“Valter Lavitola ha ammesso di essere il mandante dell’attentato a Sigfrido Ranucci confermando l’intera ipotesi accusatoria”. Lo ha detto l’avvocato Sergio Cola, difensore dell’imprenditore detenuto da lunedì scorso nel carcere romano di Rebibbia e oggi sottoposto all’interrogatorio di garanzia davanti al pm e al Gip, durato cinque ore. L’attacco al giornalista e conduttore di Report è avvenuto ad ottobre 2025 davanti alla sua abitazione di Campo Ascolano, nel comune di Pomezia.
Il difensore di Lavitola: “Movente per aumentare il livello di scorta”
“Il movente dell’attentato va ricercato nel fatto che Lavitola voleva far innalzare il livello di scorta a Ranucci“, ha aggiunto Cola. “Lavitola”, sempre secondo il legale, avrebbe agito “per tutelare la incolumità di Ranucci, che era oggetto di parecchi e pericolosi tentativi di aggredirlo. Anche perché Ranucci, non aveva, all’epoca, una protezione, ma aveva solamente due uomini di scorta.

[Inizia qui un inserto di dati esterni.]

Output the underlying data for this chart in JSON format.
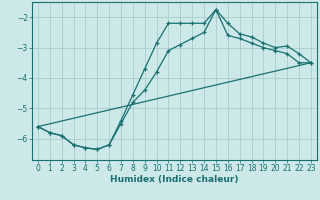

Siccome gli attentatori, a modo di vedere di Lavitola, erano pericolosissimi, lui l’ha fatto perché poi in effetti dopo l’attentato la scorta è stata più che raddoppiata ed è passata da due a otto agenti, che hanno fatto protezione a a ferro di cavallo”.
Alla domanda dei giornalisti, presenti davanti al carcere di Rebibbia, sull’eventuale consapevolezza di Ranucci su quanto stava per fare Lavitola, l’avvocato ha affermato: “Non commento questo aspetto, non posso rispondere”.
Il legale di Ranucci: “La confessione di Lavitola conferma la sua delirante follia”
In serata è arrivata la dichiarazione dell’avvocato Roberto De Vita, legale di Sigfrido Ranucci. “La confessione di cui apprendiamo lascia sgomenti e conferma il delirante teatro della follia se il movente reale fosse effettivamente quello riportato”, ha fatto sapere in una nota.
“Anche perché Sigfrido Ranucci ha la scorta ininterrotta dal 2021, confermata negli anni per la gravità delle minacce di morte ricevute e rigorosamente valutate dal ministero dell’Interno. Così come la popolarità del conduttore di Report era già da molto tempo elevatissima sia in Italia che all’estero, prova ne è la persistenza della tensione mediatica su quanto sta avvenendo. Quindi se il movente è quello si colloca tra l’inutile e il rassicurante, di certo lontano da ipotesi ben più gravi e gravose. Ovviamente un conto è la confessione altro la valutazione della sua credibilità”.